The Olympic sacred fire is a vital, important symbol of human values with respect to the modern Olympic Games. Every torch relay represents a spread of human civilization. It is precisely because of this sense that people worldwide have all along regarded the Olympic torch relay as a lofty, sacred ceremony....So any deeds to interfere with and sabotage the Olympic sacred fire constitutes not only a blaspheme of the Olympic spirit but
a grave challenge to the human civilization.
And I thought it was just a crappy outsize cigarette lighter, and an excuse for a bit of traditional western argy-bargy....

Wednesday 9 April 2008

de Pfwaffl

Boris Johnson was a sad sight on the Newsnight debate last night. Like a whipped cur, he shrank back, avoided saying anything, and cast around for fences to sit on.

Would he get rid of the western extension to the congestion charge? Well, yes. Or maybe no. "I don't think it's working, but I'm in favour of consultation. I will abide by what the people say." There are several problems here, apart from sheer issue-ducking. Consultation is not a decision-making deliberative process; it is a way of seeking public views on policies being proposed by politicians. It attracts only interested parties, and cannot confer a mandate. That's what elections are for.

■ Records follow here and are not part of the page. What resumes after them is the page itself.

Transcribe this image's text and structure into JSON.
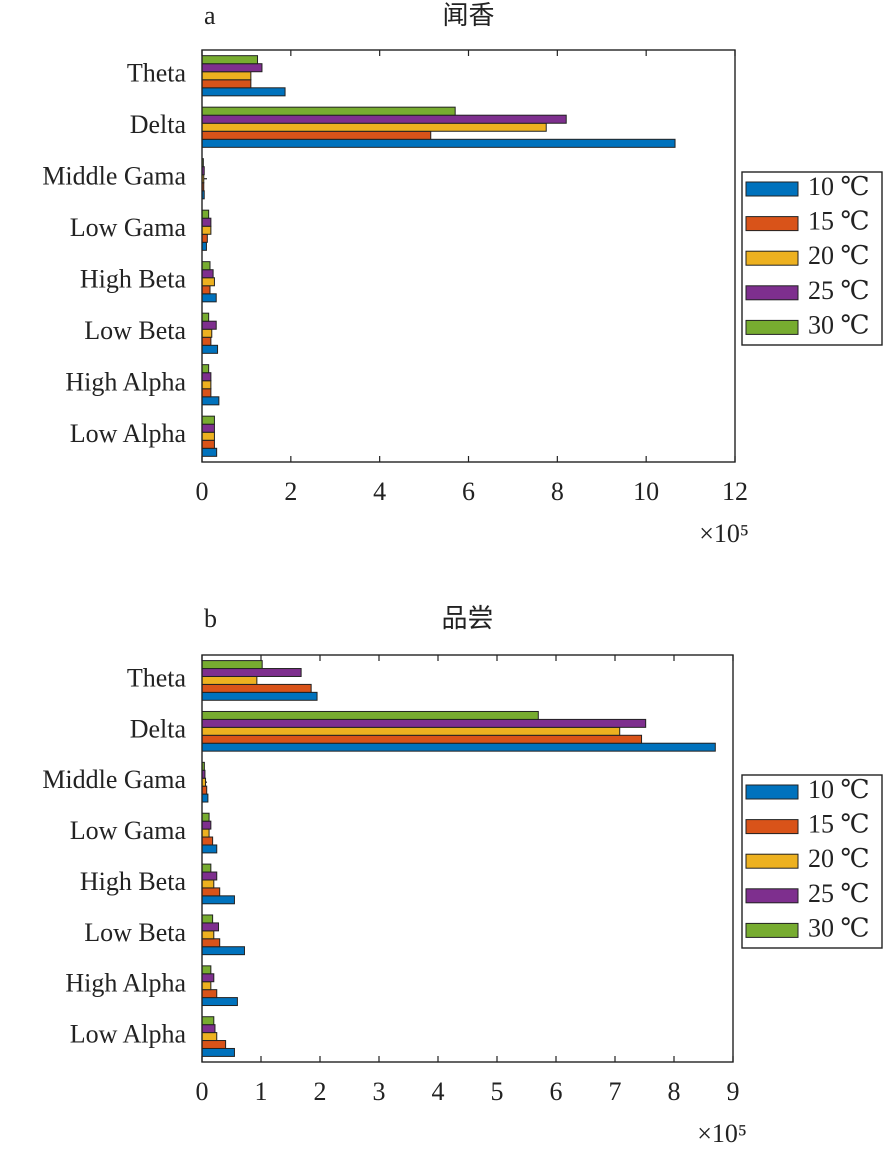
{
  "chart_data": [
    {
      "type": "barh",
      "panel_label": "a",
      "title": "闻香",
      "x_multiplier": "×10⁵",
      "categories": [
        "Low Alpha",
        "High Alpha",
        "Low Beta",
        "High Beta",
        "Low Gama",
        "Middle Gama",
        "Delta",
        "Theta"
      ],
      "series": [
        {
          "name": "10 ℃",
          "color": "#0072BD",
          "values": [
            0.33,
            0.38,
            0.35,
            0.32,
            0.1,
            0.05,
            10.65,
            1.87
          ]
        },
        {
          "name": "15 ℃",
          "color": "#D95319",
          "values": [
            0.28,
            0.2,
            0.2,
            0.18,
            0.12,
            0.04,
            5.15,
            1.1
          ]
        },
        {
          "name": "20 ℃",
          "color": "#EDB120",
          "values": [
            0.28,
            0.2,
            0.22,
            0.28,
            0.2,
            0.04,
            7.75,
            1.1
          ]
        },
        {
          "name": "25 ℃",
          "color": "#7E2F8E",
          "values": [
            0.28,
            0.2,
            0.32,
            0.25,
            0.2,
            0.05,
            8.2,
            1.35
          ]
        },
        {
          "name": "30 ℃",
          "color": "#77AC30",
          "values": [
            0.28,
            0.15,
            0.15,
            0.18,
            0.15,
            0.03,
            5.7,
            1.25
          ]
        }
      ],
      "xlim": [
        0,
        12
      ],
      "xticks": [
        0,
        2,
        4,
        6,
        8,
        10,
        12
      ],
      "legend": "right"
    },
    {
      "type": "barh",
      "panel_label": "b",
      "title": "品尝",
      "x_multiplier": "×10⁵",
      "categories": [
        "Low Alpha",
        "High Alpha",
        "Low Beta",
        "High Beta",
        "Low Gama",
        "Middle Gama",
        "Delta",
        "Theta"
      ],
      "series": [
        {
          "name": "10 ℃",
          "color": "#0072BD",
          "values": [
            0.55,
            0.6,
            0.72,
            0.55,
            0.25,
            0.1,
            8.7,
            1.95
          ]
        },
        {
          "name": "15 ℃",
          "color": "#D95319",
          "values": [
            0.4,
            0.25,
            0.3,
            0.3,
            0.18,
            0.08,
            7.45,
            1.85
          ]
        },
        {
          "name": "20 ℃",
          "color": "#EDB120",
          "values": [
            0.25,
            0.15,
            0.2,
            0.2,
            0.12,
            0.06,
            7.08,
            0.93
          ]
        },
        {
          "name": "25 ℃",
          "color": "#7E2F8E",
          "values": [
            0.22,
            0.2,
            0.28,
            0.25,
            0.15,
            0.05,
            7.52,
            1.68
          ]
        },
        {
          "name": "30 ℃",
          "color": "#77AC30",
          "values": [
            0.2,
            0.15,
            0.18,
            0.15,
            0.12,
            0.04,
            5.7,
            1.02
          ]
        }
      ],
      "xlim": [
        0,
        9
      ],
      "xticks": [
        0,
        1,
        2,
        3,
        4,
        5,
        6,
        7,
        8,
        9
      ],
      "legend": "right"
    }
  ]
}
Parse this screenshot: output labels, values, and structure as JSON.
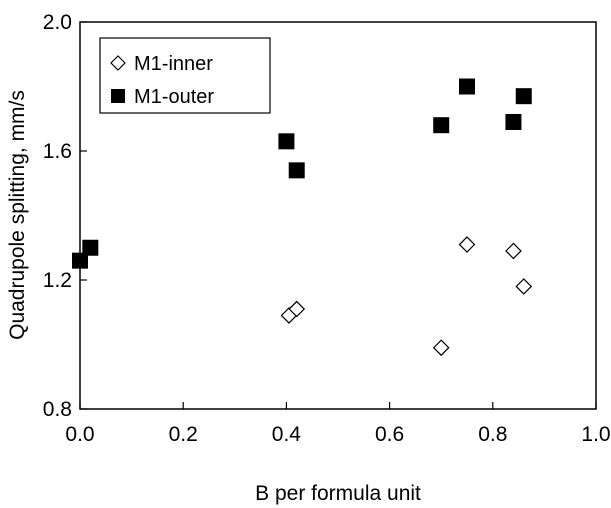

It was interesting comparing this triangulated guff with the talk given by Jaime Lerner, former mayor of Curitiba in Brazil, about ten days ago. Asked why he had moved so quickly to pedestrianise Rua de Flores (the project was completed in three days), Lerner replied that, once a decision was taken, it should be implemented fast to avoid self-doubt and bureaucratic obstruction and, most importantly, to prevent the whole discussion from starting again. Mayors rule. Or at least, if they don't, they have no place being mayors.

But Alexander Boris de Pfwaffl Johnson was not finished. He had more issues to dodge, and those issues were going to be dodged. How much would scrapping bendy buses cost? Less than replacing them with hybrid buses. Was the Mayor paid enough, too much or too little. Hard to tell.

You could not imagine a greater gift for Livingstone and Paddick. Against this mop-topped embodiment of evasive action, they could hardly look anything less than decisive and statesmanlike.